問4・・・カゲロウやカワゲラには丈夫な足があるのに、トビゲラにはなぜそのような足がないのか
カワゲラやカゲロウは、流れの速い渓流で生きるために、丈夫な足、流水抵抗を最小限に抑えられるように自分の体を変身させて進化してきた。一方、トビゲラはクモのように糸を出し、小石をつないで石裏に巣を作ることによって進化してきた。つまり、丈夫な足の代用が小石をかためて作った巣であると言える。
▲採取した川虫でイワナを釣る

 日本人の主食は米・・・イワナの主食は川虫である。川虫の入った虫取りカゴを肩に下げ、針に川虫をチョン掛けにする。警戒心の強いイワナに気付かれないようにポイントへ接近、苔生す岩に隠れて岩陰の淀みに川虫を垂直に落とす。大好物の川虫が目の前にちらつけば、イワナは、たまらず食らいつく。竿が震え、糸が鳴る・・・その野生の鼓動は、眠っていた本能を一気に呼び覚ます。その本能さえ目覚めれば、子どもといえども、次から次へとイワナを釣ることができる。
 
▲息子たちが釣ったイワナ
▲秘渓を釣る ▲川虫を餌に感激を釣る ▲中学1年「川虫の研究」
▽「川虫の研究」考察・結論・・・棲み分け理論
 ダーウィンの進化論を知らないものはいない。しかし、今西学説と言われる「棲み分け理論」を知っている人は少ない。ダーウィンの進化論は、弱肉強食の論理である。いつも競争し、勝ったものだけが生き残り進化してきたという。エコノミックアニマルと呼ばれた日本人に、最も影響を与えた理論でもある。このダーウィンの進化論と真っ向から対立する理論が、実は「棲み分け理論」なのである。

 故今西錦司博士は、卒業後の無給講師時代、趣味である山や谷を歩きながら水生昆虫の観察を行った。渓流の石ころを一つ一つ転がしながら、カゲロウの幼虫の分化を調べ、それが画期的な「棲み分け理論」の発見を生んだ。「棲み分け理論」とはどんなものか、それがなぜ画期的なのか。簡単に説明しよう。

 渓流の流れを想像していただきたい。両岸は流れが緩く、中心部は流れが早い。そうした渓流の一断面に様々な形態の川虫が棲んでいる。流れの緩いところには砂が溜まっている。
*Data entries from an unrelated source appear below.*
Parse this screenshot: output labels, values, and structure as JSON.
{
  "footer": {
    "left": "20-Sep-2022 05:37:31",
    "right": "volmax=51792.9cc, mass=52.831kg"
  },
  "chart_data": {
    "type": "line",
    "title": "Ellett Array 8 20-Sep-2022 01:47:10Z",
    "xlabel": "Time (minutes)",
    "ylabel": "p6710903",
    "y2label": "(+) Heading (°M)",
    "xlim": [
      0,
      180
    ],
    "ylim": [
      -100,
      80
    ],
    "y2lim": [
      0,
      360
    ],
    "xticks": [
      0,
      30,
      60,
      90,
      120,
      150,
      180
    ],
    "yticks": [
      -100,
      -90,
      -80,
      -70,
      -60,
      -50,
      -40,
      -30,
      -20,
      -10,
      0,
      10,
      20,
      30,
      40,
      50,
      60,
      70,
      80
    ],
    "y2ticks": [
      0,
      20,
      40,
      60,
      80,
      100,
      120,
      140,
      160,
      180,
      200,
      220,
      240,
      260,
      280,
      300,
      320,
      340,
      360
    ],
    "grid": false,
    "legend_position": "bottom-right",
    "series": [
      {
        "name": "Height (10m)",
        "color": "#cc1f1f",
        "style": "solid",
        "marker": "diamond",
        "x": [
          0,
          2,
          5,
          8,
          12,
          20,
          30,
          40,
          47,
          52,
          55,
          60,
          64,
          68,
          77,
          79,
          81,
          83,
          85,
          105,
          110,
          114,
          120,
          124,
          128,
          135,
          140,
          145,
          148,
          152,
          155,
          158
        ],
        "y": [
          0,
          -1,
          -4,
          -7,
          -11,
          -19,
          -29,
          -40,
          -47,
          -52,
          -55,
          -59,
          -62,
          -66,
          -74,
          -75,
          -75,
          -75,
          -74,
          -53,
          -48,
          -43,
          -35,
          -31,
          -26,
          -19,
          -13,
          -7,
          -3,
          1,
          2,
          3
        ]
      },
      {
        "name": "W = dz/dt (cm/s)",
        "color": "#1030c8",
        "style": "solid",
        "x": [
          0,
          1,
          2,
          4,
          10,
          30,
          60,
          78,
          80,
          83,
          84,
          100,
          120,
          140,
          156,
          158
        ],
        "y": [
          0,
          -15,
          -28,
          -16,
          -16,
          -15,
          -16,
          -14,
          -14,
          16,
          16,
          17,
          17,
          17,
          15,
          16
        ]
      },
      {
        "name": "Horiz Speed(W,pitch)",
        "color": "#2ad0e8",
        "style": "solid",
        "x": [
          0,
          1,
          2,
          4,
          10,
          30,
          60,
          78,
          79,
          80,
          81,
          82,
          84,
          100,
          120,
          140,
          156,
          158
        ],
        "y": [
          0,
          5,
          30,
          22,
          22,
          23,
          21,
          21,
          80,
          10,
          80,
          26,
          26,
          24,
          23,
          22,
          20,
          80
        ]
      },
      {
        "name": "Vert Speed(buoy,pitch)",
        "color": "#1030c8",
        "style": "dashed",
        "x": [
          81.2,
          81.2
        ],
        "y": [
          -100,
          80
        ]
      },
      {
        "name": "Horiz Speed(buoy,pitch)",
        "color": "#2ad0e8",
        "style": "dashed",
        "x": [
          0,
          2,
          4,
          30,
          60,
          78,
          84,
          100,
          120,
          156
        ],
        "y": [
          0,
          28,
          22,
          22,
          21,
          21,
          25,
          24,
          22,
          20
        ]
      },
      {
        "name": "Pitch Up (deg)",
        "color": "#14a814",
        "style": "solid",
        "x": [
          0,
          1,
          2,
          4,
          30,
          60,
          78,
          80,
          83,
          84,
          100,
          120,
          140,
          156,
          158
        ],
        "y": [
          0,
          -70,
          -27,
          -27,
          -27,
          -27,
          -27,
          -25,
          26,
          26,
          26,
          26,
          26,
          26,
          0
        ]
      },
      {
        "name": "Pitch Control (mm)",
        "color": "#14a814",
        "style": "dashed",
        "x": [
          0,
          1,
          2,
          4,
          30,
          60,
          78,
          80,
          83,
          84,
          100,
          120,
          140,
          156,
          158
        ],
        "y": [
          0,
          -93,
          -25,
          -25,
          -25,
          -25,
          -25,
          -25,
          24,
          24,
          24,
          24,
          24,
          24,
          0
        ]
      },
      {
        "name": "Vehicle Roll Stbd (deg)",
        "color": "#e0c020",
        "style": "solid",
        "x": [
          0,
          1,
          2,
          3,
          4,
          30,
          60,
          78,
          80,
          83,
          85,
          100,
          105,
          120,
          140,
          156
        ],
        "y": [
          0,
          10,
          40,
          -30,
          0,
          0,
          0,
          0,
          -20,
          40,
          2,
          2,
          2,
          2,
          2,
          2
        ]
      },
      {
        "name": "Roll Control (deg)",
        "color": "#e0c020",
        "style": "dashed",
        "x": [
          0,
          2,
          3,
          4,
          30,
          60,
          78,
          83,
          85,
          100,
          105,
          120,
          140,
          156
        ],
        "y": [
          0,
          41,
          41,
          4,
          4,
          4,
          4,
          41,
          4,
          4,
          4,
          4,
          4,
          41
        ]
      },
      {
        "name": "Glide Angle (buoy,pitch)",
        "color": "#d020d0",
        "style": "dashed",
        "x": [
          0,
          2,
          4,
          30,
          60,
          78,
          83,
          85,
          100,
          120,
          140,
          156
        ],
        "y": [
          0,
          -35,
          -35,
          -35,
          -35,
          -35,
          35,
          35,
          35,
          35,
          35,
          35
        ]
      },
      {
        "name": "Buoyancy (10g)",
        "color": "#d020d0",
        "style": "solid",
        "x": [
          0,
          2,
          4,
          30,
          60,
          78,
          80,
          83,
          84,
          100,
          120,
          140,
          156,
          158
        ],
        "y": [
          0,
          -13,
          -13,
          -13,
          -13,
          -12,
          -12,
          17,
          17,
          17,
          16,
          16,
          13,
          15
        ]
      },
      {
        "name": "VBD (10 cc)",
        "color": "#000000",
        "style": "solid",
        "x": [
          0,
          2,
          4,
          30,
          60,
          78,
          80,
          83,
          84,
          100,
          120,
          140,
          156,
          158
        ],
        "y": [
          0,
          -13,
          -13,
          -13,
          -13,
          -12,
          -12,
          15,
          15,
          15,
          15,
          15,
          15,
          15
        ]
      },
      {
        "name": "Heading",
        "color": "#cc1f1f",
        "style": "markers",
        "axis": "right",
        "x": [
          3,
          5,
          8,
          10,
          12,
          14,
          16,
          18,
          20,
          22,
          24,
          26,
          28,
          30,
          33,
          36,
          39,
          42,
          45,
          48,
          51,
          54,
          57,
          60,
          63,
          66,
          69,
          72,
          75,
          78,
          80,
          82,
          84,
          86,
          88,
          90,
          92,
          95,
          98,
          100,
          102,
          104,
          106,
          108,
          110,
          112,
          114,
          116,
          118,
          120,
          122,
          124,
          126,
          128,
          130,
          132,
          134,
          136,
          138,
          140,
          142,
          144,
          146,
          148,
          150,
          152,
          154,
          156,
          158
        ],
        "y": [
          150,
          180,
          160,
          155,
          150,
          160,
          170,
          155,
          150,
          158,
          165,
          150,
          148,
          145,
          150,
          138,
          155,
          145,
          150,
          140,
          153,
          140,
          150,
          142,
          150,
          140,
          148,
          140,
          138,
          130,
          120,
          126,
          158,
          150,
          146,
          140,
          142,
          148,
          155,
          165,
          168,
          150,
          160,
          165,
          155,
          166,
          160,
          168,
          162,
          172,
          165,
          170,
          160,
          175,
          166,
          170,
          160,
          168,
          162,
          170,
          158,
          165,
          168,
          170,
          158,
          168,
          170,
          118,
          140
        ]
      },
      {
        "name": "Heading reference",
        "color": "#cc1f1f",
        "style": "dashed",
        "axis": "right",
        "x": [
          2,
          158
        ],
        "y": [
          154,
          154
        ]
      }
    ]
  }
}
その砂の中には、潜るのに適した(尖った丈夫な頭の)形態をもつ埋没型の川虫が住んでいる。流れの中では、糸のように細い足と泳ぎやすい流線形をした自由遊泳型、流れの早い中心部では、石にしがみつく丈夫な足をもった潜伏型や吸盤をもち、流水の抵抗を少なくする平たい体をもっている。

 遅れて水中の中に入ってきたトビゲラは、先住者であるカゲロウなどと競争しては生きていけない。そこで、先住者が開拓していない所・・・すなわち石裏に小石をかためて巣を作る生き方を選んだ。
 狭い渓流の中で多種多様な川虫たちが、隣り合わせで共存しながら進化してきた。あるものは、生きた生物を食べ、あるものは死んだ生物あるいは落ち葉を食べて成長する。同じ場所で生きていくためには、競争することを避け、それぞれの住む場所を「棲み分け」ながら、その環境に適合するために外部形態を進化させてきたという。

 イワナは、他の魚が生息できない川の最上流に生息している。これも「棲み分け」の一種である。これは何も水中の中だけではない。例えば、苔は、一般の植物が利用していない場所、すなわち岩やブナの幹、風倒木といった他の生き物たちが利用していない場所に適合するように進化してきた。こうしたブナの森の「生物多様性」は、お互いに競争することを避け、棲み分けながら進化してきた結果であることが分かる。

 これを人間の社会に、当てはめると、ダーウィンの進化論は「弱肉強食の世界」であり、今西理論は「共生の世界」なのである。ここが、決定的に違う点である。

 「学問は人からではなく、自然から学べ」(今西錦司)
 「親と子のイワナ探検」は、「自然から学ぶ」最高ランクの学校である。ぜひ実践してみることをオススメしたい。